I read the first lines. "That's right," I said.

"Good. Let's continue. The defense may be directed against sex and intercourse in general. The possibilities are listed: excessive egotism, ignorance of the anatomy and physiology of the reproductive organs, fear of pregnancy, aversion to the partner, possibly due to a previous love affair or something discovered after marriage. I think it says that even halitosis might form the basis of such an aversion, right?"

"What?"

"Bad breath," he said. "You know. You're in bed with someone, and he turns to you and—"

"Oh." I read and looked up at him. "Yes."

"So if you read between the lines there, before someone marries someone, she should be very familiar with him. They should conduct some test runs, don't you think?"

"I don't know that that's necessarily the inevitable conclusion," I said quickly.

He laughed. "Well, let's use you as a case in point," he said and sat on the settee. "Reading between the lines concerning what you told me about your boyfriend and you, I assume that you and he never made love. Correct?"

"I don't want to discuss my personal life," I said.

"You have to become purely objective, even about yourself, if you want to be a good physician.
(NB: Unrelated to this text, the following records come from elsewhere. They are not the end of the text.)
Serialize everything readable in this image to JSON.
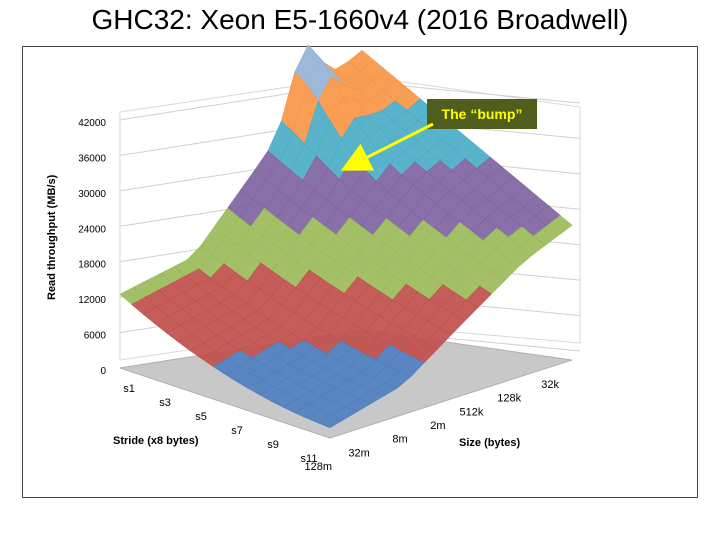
{
  "slide": {
    "title": "GHC32: Xeon E5-1660v4 (2016 Broadwell)"
  },
  "chart_data": {
    "type": "surface",
    "zlabel": "Read throughput (MB/s)",
    "xlabel": "Size (bytes)",
    "ylabel": "Stride (x8 bytes)",
    "zlim": [
      0,
      42000
    ],
    "z_ticks": [
      "0",
      "6000",
      "12000",
      "18000",
      "24000",
      "30000",
      "36000",
      "42000"
    ],
    "size_labels": [
      "32k",
      "128k",
      "512k",
      "2m",
      "8m",
      "32m",
      "128m"
    ],
    "stride_labels": [
      "s1",
      "s3",
      "s5",
      "s7",
      "s9",
      "s11"
    ],
    "band_colors": [
      "#4f7fbf",
      "#c0504d",
      "#9bbb59",
      "#8064a2",
      "#4bacc6",
      "#f79646",
      "#95b3d7"
    ],
    "annotation": {
      "text": "The “bump”",
      "bg": "#4f5d1d",
      "fg": "#ffff00"
    }
  }
}
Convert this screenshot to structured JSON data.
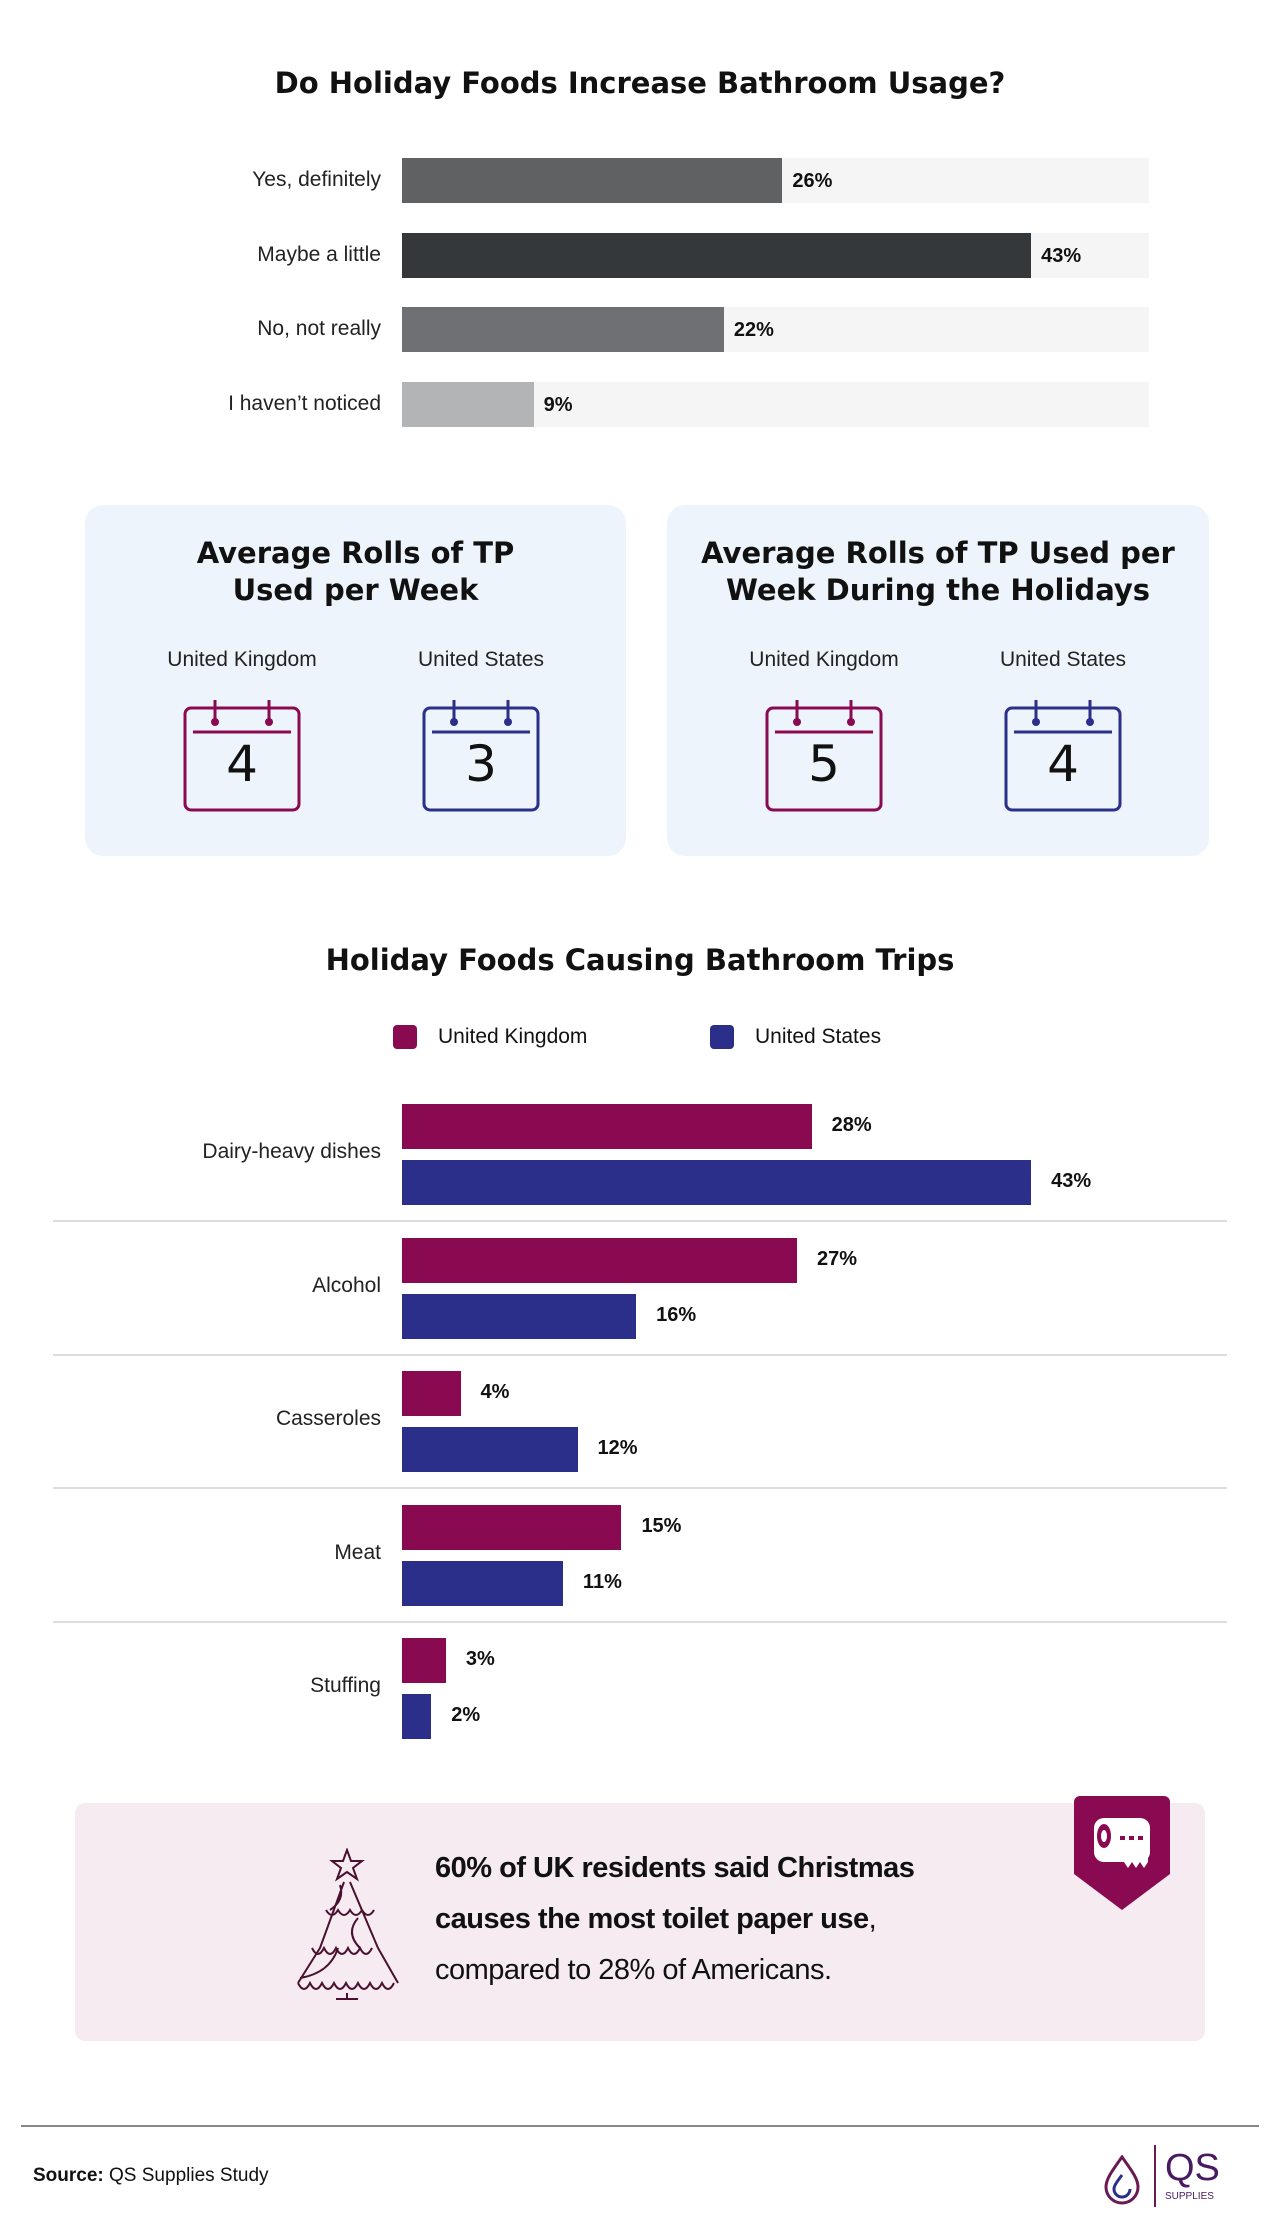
{
  "colors": {
    "uk": "#8a0a52",
    "us": "#2b2f8a"
  },
  "chart_data": [
    {
      "type": "bar",
      "title": "Do Holiday Foods Increase Bathroom Usage?",
      "categories": [
        "Yes, definitely",
        "Maybe a little",
        "No, not really",
        "I haven’t noticed"
      ],
      "values": [
        26,
        43,
        22,
        9
      ],
      "value_labels": [
        "26%",
        "43%",
        "22%",
        "9%"
      ],
      "colors": [
        "#5f6163",
        "#35383b",
        "#6e7073",
        "#b3b4b5"
      ],
      "orientation": "horizontal"
    },
    {
      "type": "bar",
      "title": "Holiday Foods Causing Bathroom Trips",
      "categories": [
        "Dairy-heavy dishes",
        "Alcohol",
        "Casseroles",
        "Meat",
        "Stuffing"
      ],
      "legend_position": "top",
      "series": [
        {
          "name": "United Kingdom",
          "values": [
            28,
            27,
            4,
            15,
            3
          ],
          "labels": [
            "28%",
            "27%",
            "4%",
            "15%",
            "3%"
          ]
        },
        {
          "name": "United States",
          "values": [
            43,
            16,
            12,
            11,
            2
          ],
          "labels": [
            "43%",
            "16%",
            "12%",
            "11%",
            "2%"
          ]
        }
      ],
      "orientation": "horizontal"
    }
  ],
  "cards": [
    {
      "title_lines": [
        "Average Rolls of TP",
        "Used per Week"
      ],
      "items": [
        {
          "country": "United Kingdom",
          "value": "4"
        },
        {
          "country": "United States",
          "value": "3"
        }
      ]
    },
    {
      "title_lines": [
        "Average Rolls of TP Used per",
        "Week During the Holidays"
      ],
      "items": [
        {
          "country": "United Kingdom",
          "value": "5"
        },
        {
          "country": "United States",
          "value": "4"
        }
      ]
    }
  ],
  "callout": {
    "line1": "60% of UK residents said Christmas",
    "line2": "causes the most toilet paper use",
    "line2_suffix": ",",
    "line3": "compared to 28% of Americans.",
    "icons": [
      "christmas-tree-icon",
      "toilet-paper-icon"
    ]
  },
  "footer": {
    "source_label": "Source:",
    "source_text": "QS Supplies Study",
    "logo_text": "QS",
    "logo_sub": "SUPPLIES"
  }
}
That's why I say that some people are just not psychologically prepared to become doctors. They might be smart —valedictorians, even—but if they can't bridge the psychological gaps—"
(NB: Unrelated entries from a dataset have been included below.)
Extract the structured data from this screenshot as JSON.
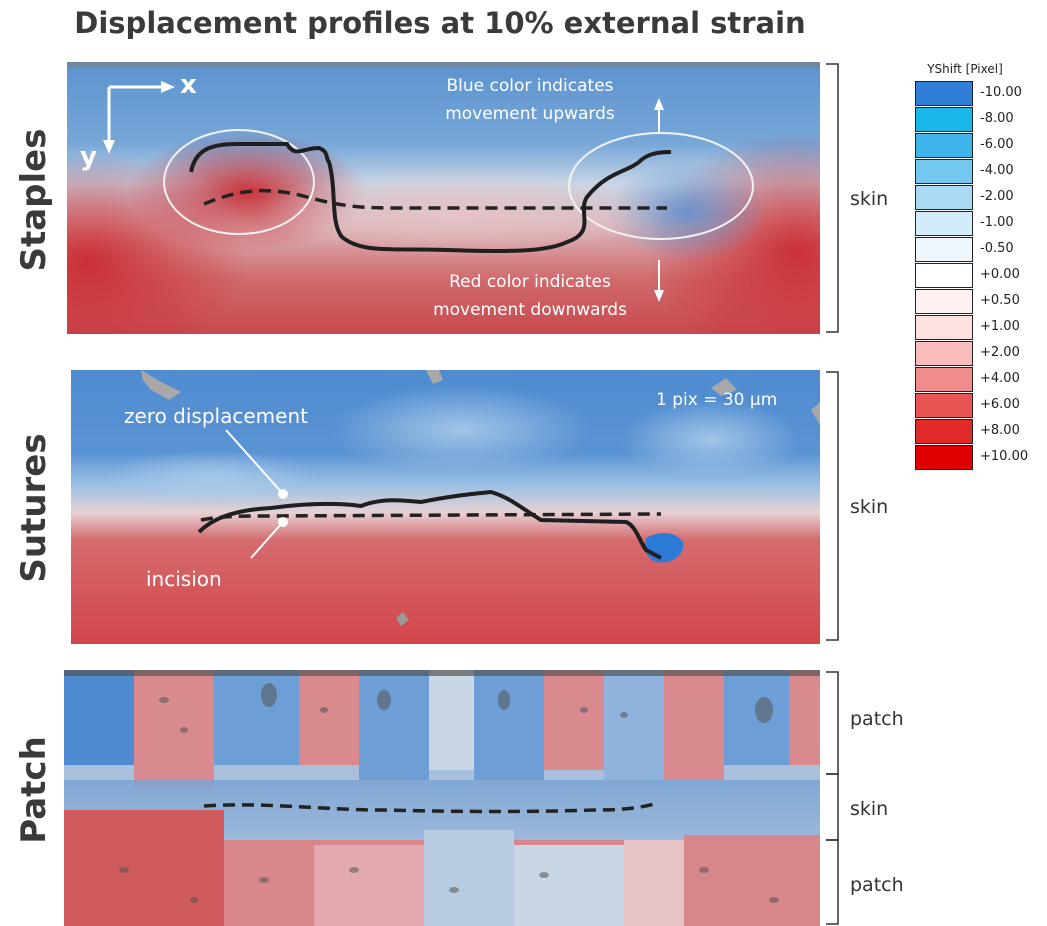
{
  "title": "Displacement profiles at 10% external strain",
  "rows": {
    "staples": "Staples",
    "sutures": "Sutures",
    "patch": "Patch"
  },
  "axes": {
    "x": "x",
    "y": "y"
  },
  "staples_annotations": {
    "blue_note_line1": "Blue color indicates",
    "blue_note_line2": "movement upwards",
    "red_note_line1": "Red color indicates",
    "red_note_line2": "movement downwards"
  },
  "sutures_annotations": {
    "zero_displacement": "zero displacement",
    "incision": "incision",
    "scale": "1 pix = 30 µm"
  },
  "side_labels": {
    "staples_skin": "skin",
    "sutures_skin": "skin",
    "patch_top": "patch",
    "patch_mid": "skin",
    "patch_bottom": "patch"
  },
  "legend": {
    "title": "YShift [Pixel]",
    "entries": [
      {
        "label": "-10.00",
        "color": "#2f7fd8"
      },
      {
        "label": "-8.00",
        "color": "#1ab6ec"
      },
      {
        "label": "-6.00",
        "color": "#3fb4ea"
      },
      {
        "label": "-4.00",
        "color": "#72c8ee"
      },
      {
        "label": "-2.00",
        "color": "#a9dcf4"
      },
      {
        "label": "-1.00",
        "color": "#d2ecf9"
      },
      {
        "label": "-0.50",
        "color": "#ecf6fc"
      },
      {
        "label": "+0.00",
        "color": "#ffffff"
      },
      {
        "label": "+0.50",
        "color": "#fff1f1"
      },
      {
        "label": "+1.00",
        "color": "#fde0e0"
      },
      {
        "label": "+2.00",
        "color": "#f8bcbc"
      },
      {
        "label": "+4.00",
        "color": "#f08c8c"
      },
      {
        "label": "+6.00",
        "color": "#e85555"
      },
      {
        "label": "+8.00",
        "color": "#e22a2a"
      },
      {
        "label": "+10.00",
        "color": "#e00000"
      }
    ]
  }
}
"I can handle the psychological gaps," I snapped.

"Fine. Then you shouldn't have any trouble discussing yourself. You're human, right? Every reaction you have, other people have, too, people you're going to examine and treat. When a man touches you, your body does the same things another woman's body does when a man touches her," he said and shrugged. "Don't you see that?"

"Yes, but . . ."

"So. Let's continue. It's much better to work these problems out with real subjects than just to recite lines from textbooks. You might be suffering from frigidity," he said nodding firmly.

"What?"

"It's a medical term for the incapacity of the female to derive normal pleasure from sexual intercourse. It's right there in the textbook, bottom of the page on the right side." He indicated the passage with his right forefinger.